AMD (AMD 3.05%) is the latest semiconductor company to report trouble with the PC (personal computer) market. After more than two years of pandemic-fueled spending on work-from-home equipment, the consumer is getting tapped out on desktop and laptop computers. AMD said it will miss its sales guidance for the third quarter of 2022 in dramatic fashion as a result.

Shares of AMD are in retreat on the news, but not all is hopeless. Think twice before you sell AMD stock now.

AMD's growth is slowing this year 

AMD said that its Q3 2022 revenue will be about $5.6 billion, a 29% year-over-year increase but a 15% decrease compared to Q2. Management had previously forecasted $6.7 billion in sales for Q3 back in August.

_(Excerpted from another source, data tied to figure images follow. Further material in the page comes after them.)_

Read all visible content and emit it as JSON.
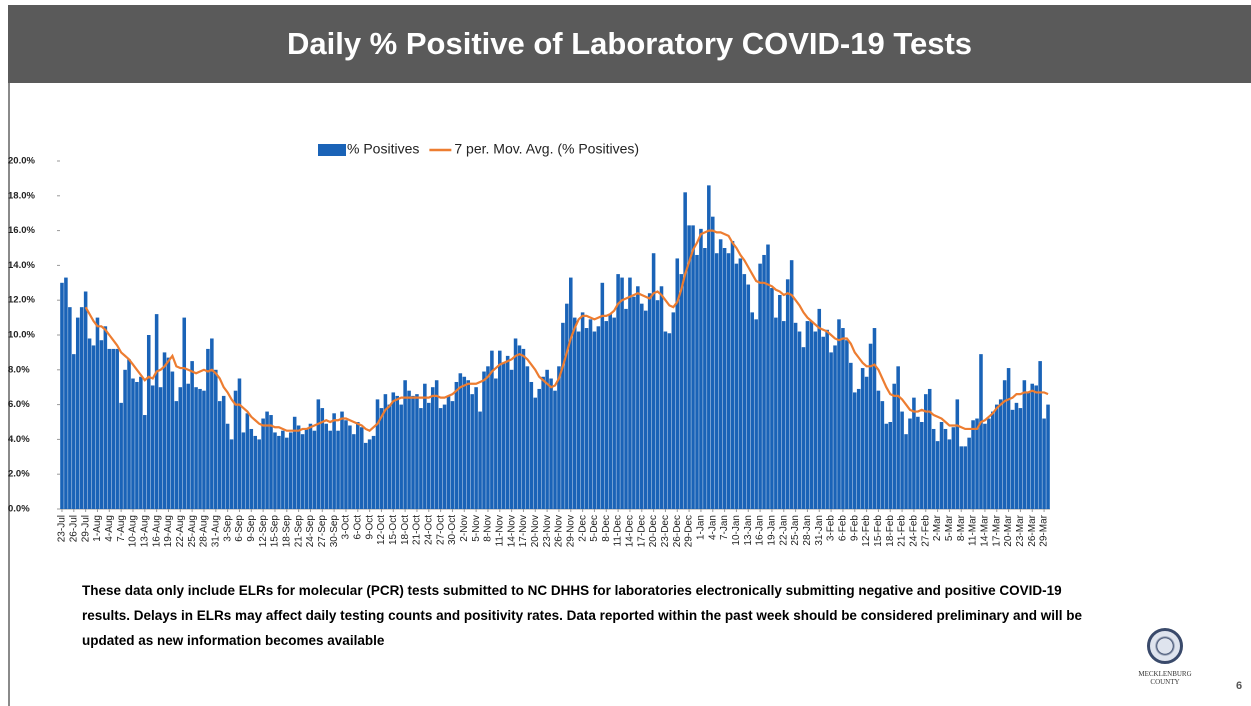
{
  "chart_data": {
    "type": "bar",
    "title": "Daily % Positive of Laboratory COVID-19 Tests",
    "categories": [
      "23-Jul",
      null,
      null,
      "26-Jul",
      null,
      null,
      "29-Jul",
      null,
      null,
      "1-Aug",
      null,
      null,
      "4-Aug",
      null,
      null,
      "7-Aug",
      null,
      null,
      "10-Aug",
      null,
      null,
      "13-Aug",
      null,
      null,
      "16-Aug",
      null,
      null,
      "19-Aug",
      null,
      null,
      "22-Aug",
      null,
      null,
      "25-Aug",
      null,
      null,
      "28-Aug",
      null,
      null,
      "31-Aug",
      null,
      null,
      "3-Sep",
      null,
      null,
      "6-Sep",
      null,
      null,
      "9-Sep",
      null,
      null,
      "12-Sep",
      null,
      null,
      "15-Sep",
      null,
      null,
      "18-Sep",
      null,
      null,
      "21-Sep",
      null,
      null,
      "24-Sep",
      null,
      null,
      "27-Sep",
      null,
      null,
      "30-Sep",
      null,
      null,
      "3-Oct",
      null,
      null,
      "6-Oct",
      null,
      null,
      "9-Oct",
      null,
      null,
      "12-Oct",
      null,
      null,
      "15-Oct",
      null,
      null,
      "18-Oct",
      null,
      null,
      "21-Oct",
      null,
      null,
      "24-Oct",
      null,
      null,
      "27-Oct",
      null,
      null,
      "30-Oct",
      null,
      null,
      "2-Nov",
      null,
      null,
      "5-Nov",
      null,
      null,
      "8-Nov",
      null,
      null,
      "11-Nov",
      null,
      null,
      "14-Nov",
      null,
      null,
      "17-Nov",
      null,
      null,
      "20-Nov",
      null,
      null,
      "23-Nov",
      null,
      null,
      "26-Nov",
      null,
      null,
      "29-Nov",
      null,
      null,
      "2-Dec",
      null,
      null,
      "5-Dec",
      null,
      null,
      "8-Dec",
      null,
      null,
      "11-Dec",
      null,
      null,
      "14-Dec",
      null,
      null,
      "17-Dec",
      null,
      null,
      "20-Dec",
      null,
      null,
      "23-Dec",
      null,
      null,
      "26-Dec",
      null,
      null,
      "29-Dec",
      null,
      null,
      "1-Jan",
      null,
      null,
      "4-Jan",
      null,
      null,
      "7-Jan",
      null,
      null,
      "10-Jan",
      null,
      null,
      "13-Jan",
      null,
      null,
      "16-Jan",
      null,
      null,
      "19-Jan",
      null,
      null,
      "22-Jan",
      null,
      null,
      "25-Jan",
      null,
      null,
      "28-Jan",
      null,
      null,
      "31-Jan",
      null,
      null,
      "3-Feb",
      null,
      null,
      "6-Feb",
      null,
      null,
      "9-Feb",
      null,
      null,
      "12-Feb",
      null,
      null,
      "15-Feb",
      null,
      null,
      "18-Feb",
      null,
      null,
      "21-Feb",
      null,
      null,
      "24-Feb",
      null,
      null,
      "27-Feb",
      null,
      null,
      "2-Mar",
      null,
      null,
      "5-Mar",
      null,
      null,
      "8-Mar",
      null,
      null,
      "11-Mar",
      null,
      null,
      "14-Mar",
      null,
      null,
      "17-Mar",
      null,
      null,
      "20-Mar",
      null,
      null,
      "23-Mar",
      null,
      null,
      "26-Mar",
      null,
      null,
      "29-Mar",
      null
    ],
    "series": [
      {
        "name": "% Positives",
        "type": "bar",
        "color": "#1a63b7",
        "values": [
          13.0,
          13.3,
          11.6,
          8.9,
          11.0,
          11.6,
          12.5,
          9.8,
          9.4,
          11.0,
          9.7,
          10.5,
          9.2,
          9.2,
          9.2,
          6.1,
          8.0,
          8.6,
          7.5,
          7.3,
          7.6,
          5.4,
          10.0,
          7.1,
          11.2,
          7.0,
          9.0,
          8.7,
          7.9,
          6.2,
          7.0,
          11.0,
          7.2,
          8.5,
          7.0,
          6.9,
          6.8,
          9.2,
          9.8,
          8.0,
          6.2,
          6.5,
          4.9,
          4.0,
          6.8,
          7.5,
          4.4,
          5.5,
          4.6,
          4.2,
          4.0,
          5.2,
          5.6,
          5.4,
          4.4,
          4.2,
          4.5,
          4.1,
          4.4,
          5.3,
          4.8,
          4.3,
          4.6,
          4.9,
          4.5,
          6.3,
          5.8,
          4.9,
          4.5,
          5.5,
          4.5,
          5.6,
          5.1,
          4.8,
          4.3,
          5.0,
          4.7,
          3.8,
          4.0,
          4.2,
          6.3,
          5.8,
          6.6,
          6.0,
          6.7,
          6.5,
          6.0,
          7.4,
          6.8,
          6.5,
          6.6,
          5.8,
          7.2,
          6.1,
          7.0,
          7.4,
          5.8,
          6.0,
          6.5,
          6.2,
          7.3,
          7.8,
          7.6,
          7.4,
          6.6,
          7.0,
          5.6,
          7.9,
          8.2,
          9.1,
          7.5,
          9.1,
          8.4,
          8.8,
          8.0,
          9.8,
          9.4,
          9.2,
          8.2,
          7.3,
          6.4,
          6.9,
          7.6,
          8.0,
          7.5,
          6.8,
          8.2,
          10.7,
          11.8,
          13.3,
          11.0,
          10.2,
          11.3,
          10.4,
          10.9,
          10.2,
          10.5,
          13.0,
          10.8,
          11.2,
          11.0,
          13.5,
          13.3,
          11.5,
          13.3,
          12.2,
          12.8,
          11.8,
          11.4,
          12.4,
          14.7,
          12.0,
          12.8,
          10.2,
          10.1,
          11.3,
          14.4,
          13.5,
          18.2,
          16.3,
          16.3,
          14.6,
          16.1,
          15.0,
          18.6,
          16.8,
          14.7,
          15.5,
          15.0,
          14.7,
          15.4,
          14.1,
          14.4,
          13.5,
          12.9,
          11.3,
          10.9,
          14.1,
          14.6,
          15.2,
          12.7,
          11.0,
          12.3,
          10.8,
          13.2,
          14.3,
          10.7,
          10.2,
          9.3,
          10.8,
          10.8,
          10.2,
          11.5,
          9.9,
          10.3,
          9.0,
          9.4,
          10.9,
          10.4,
          9.7,
          8.4,
          6.7,
          6.9,
          8.1,
          7.6,
          9.5,
          10.4,
          6.8,
          6.2,
          4.9,
          5.0,
          7.2,
          8.2,
          5.6,
          4.3,
          5.2,
          6.4,
          5.3,
          5.0,
          6.6,
          6.9,
          4.6,
          3.9,
          5.0,
          4.6,
          4.0,
          4.7,
          6.3,
          3.6,
          3.6,
          4.1,
          5.1,
          5.2,
          8.9,
          4.9,
          5.2,
          5.6,
          6.0,
          6.3,
          7.4,
          8.1,
          5.7,
          6.1,
          5.8,
          7.4,
          6.7,
          7.2,
          7.1,
          8.5,
          5.2,
          6.0
        ]
      },
      {
        "name": "7 per. Mov. Avg. (% Positives)",
        "type": "line",
        "color": "#ed7d31",
        "values": [
          null,
          null,
          null,
          null,
          null,
          null,
          11.6,
          11.2,
          10.8,
          10.5,
          10.5,
          10.3,
          10.0,
          9.7,
          9.4,
          9.0,
          8.8,
          8.6,
          8.3,
          8.0,
          7.7,
          7.4,
          7.6,
          7.5,
          7.9,
          8.0,
          8.2,
          8.5,
          8.8,
          8.2,
          8.1,
          8.1,
          8.0,
          7.9,
          7.8,
          7.9,
          8.0,
          7.9,
          8.0,
          7.8,
          7.5,
          7.0,
          6.7,
          6.3,
          6.0,
          6.0,
          5.8,
          5.6,
          5.3,
          5.1,
          4.9,
          4.8,
          4.8,
          4.8,
          4.7,
          4.7,
          4.6,
          4.5,
          4.5,
          4.5,
          4.5,
          4.6,
          4.6,
          4.7,
          4.8,
          4.9,
          5.0,
          5.1,
          5.0,
          5.1,
          5.1,
          5.2,
          5.2,
          5.1,
          5.0,
          4.9,
          4.8,
          4.6,
          4.5,
          4.7,
          4.9,
          5.3,
          5.7,
          5.9,
          6.2,
          6.3,
          6.4,
          6.4,
          6.4,
          6.4,
          6.4,
          6.4,
          6.4,
          6.4,
          6.5,
          6.5,
          6.4,
          6.4,
          6.5,
          6.6,
          6.8,
          7.0,
          7.1,
          7.2,
          7.2,
          7.2,
          7.3,
          7.4,
          7.6,
          7.9,
          8.1,
          8.3,
          8.4,
          8.5,
          8.6,
          8.8,
          8.9,
          8.8,
          8.6,
          8.3,
          8.0,
          7.6,
          7.4,
          7.2,
          7.0,
          7.1,
          7.5,
          8.2,
          9.0,
          9.8,
          10.4,
          10.9,
          11.1,
          11.1,
          11.0,
          10.9,
          11.0,
          11.1,
          11.1,
          11.2,
          11.4,
          11.8,
          12.0,
          12.1,
          12.2,
          12.3,
          12.4,
          12.3,
          12.2,
          12.1,
          12.4,
          12.5,
          12.3,
          12.0,
          11.7,
          11.6,
          11.9,
          12.6,
          13.5,
          14.2,
          14.9,
          15.3,
          15.8,
          15.9,
          16.0,
          16.0,
          15.9,
          15.9,
          15.8,
          15.7,
          15.3,
          15.0,
          14.6,
          14.3,
          13.9,
          13.5,
          13.1,
          13.0,
          13.0,
          12.9,
          12.8,
          12.6,
          12.5,
          12.3,
          12.4,
          12.3,
          12.0,
          11.7,
          11.3,
          11.0,
          10.8,
          10.6,
          10.4,
          10.3,
          10.2,
          10.0,
          9.8,
          9.7,
          9.8,
          9.8,
          9.5,
          9.0,
          8.7,
          8.4,
          8.2,
          8.2,
          8.3,
          8.0,
          7.5,
          7.0,
          6.6,
          6.5,
          6.5,
          6.3,
          6.0,
          5.7,
          5.6,
          5.6,
          5.7,
          5.6,
          5.6,
          5.4,
          5.3,
          5.2,
          5.0,
          4.8,
          4.8,
          4.8,
          4.7,
          4.6,
          4.6,
          4.6,
          4.6,
          5.0,
          5.1,
          5.3,
          5.5,
          5.8,
          6.0,
          6.2,
          6.3,
          6.4,
          6.6,
          6.6,
          6.7,
          6.7,
          6.8,
          6.7,
          6.7,
          6.7,
          6.6
        ]
      }
    ],
    "ylim": [
      0,
      20
    ],
    "yticks": [
      {
        "value": 0,
        "label": "0.0%"
      },
      {
        "value": 2,
        "label": "2.0%"
      },
      {
        "value": 4,
        "label": "4.0%"
      },
      {
        "value": 6,
        "label": "6.0%"
      },
      {
        "value": 8,
        "label": "8.0%"
      },
      {
        "value": 10,
        "label": "10.0%"
      },
      {
        "value": 12,
        "label": "12.0%"
      },
      {
        "value": 14,
        "label": "14.0%"
      },
      {
        "value": 16,
        "label": "16.0%"
      },
      {
        "value": 18,
        "label": "18.0%"
      },
      {
        "value": 20,
        "label": "20.0%"
      }
    ],
    "legend": "top"
  },
  "footnote": [
    "These data only include ELRs for molecular (PCR) tests submitted to NC DHHS for laboratories electronically submitting negative and positive COVID-19",
    "results. Delays in ELRs may affect daily testing counts and positivity rates.  Data reported within the past week should be considered preliminary and will be",
    "updated as new information becomes available"
  ],
  "logo": "MECKLENBURG COUNTY",
  "page_number": "6"
}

The company's data center segment is still sizzling, albeit at a slower pace than before (the segment was up 83% year-over-year in Q2.) But rapidly evaporating PC demand was the culprit for the big miss. Subsequent to the last quarterly report, management said PC sales have fallen, and now the industry is taking "inventory correction actions," meaning heavy discounting to move inventory surplus.  

It's a good time to be in the market for a new computer, but for AMD, PC revenue is expected to be down 40% year-over-year in Q3. 

AMD Segments

Q3 2022 Preliminary Revenue

YoY Growth

Data Center

$1.6 billion

Up 45%

Client

$1.0 billion

Down 40%

Gaming

$1.6 billion

Up 14%

Embedded (Xilinx Acquisition in February)

$1.3 billion

N/A

Total

$5.6 billion

Up 29%

Data source: AMD.  

In addition to sharply lower sales (offset by the addition of Xilinx, which now makes up the bulk of the "embedded" segment), AMD also said adjusted gross margins on product sold will also be lower at just 50%. That still represents a jump from the 48% adjusted gross margin from the same quarter in 2021, but it's nonetheless far lower than the 54% originally projected a couple of months ago.

The market knew this was coming

Before you sell AMD stock, bear in mind this isn't exactly earth-shattering news. Later in August, Nvidia (NVDA 3.61%) provided a bleak picture of consumer-facing product sales. And in early October, Micron Technology (MU 2.90%) gave the most concrete warning yet when it said PC unit sales are now expected to decline by a mid-teens percentage for full-year 2022. Clearly, the industry has deteriorated since AMD's rosy outlook from the summer.

Investors were not caught unawares. AMD stock has been dinged by over 30% since its Aug. 2 Q2 report. Sure, the stock market overall had a rough go of things, but the Nasdaq Composite Index is only down about 10% over that period.  

In other words, now probably isn't the time to panic sell. The market has already discounted the likelihood AMD would miss its guidance.

The best thing to do is reassess the long-term prospects for this business. AMD is still firing away in its data center business and is getting a positive lift from its acquisition of highly profitable Xilinx early this year. And with Intel (INTC 0.04%) signaling it still has a long uphill battle ahead in its own recovery, AMD can continue to win semiconductor design market share in the coming years. Though there are stormy seas ahead for the chip industry overall -- especially with consumer electronics oversupply -- this is still very much a healthy place to be invested in the tech sector with lots of secular tailwinds blowing in its favor.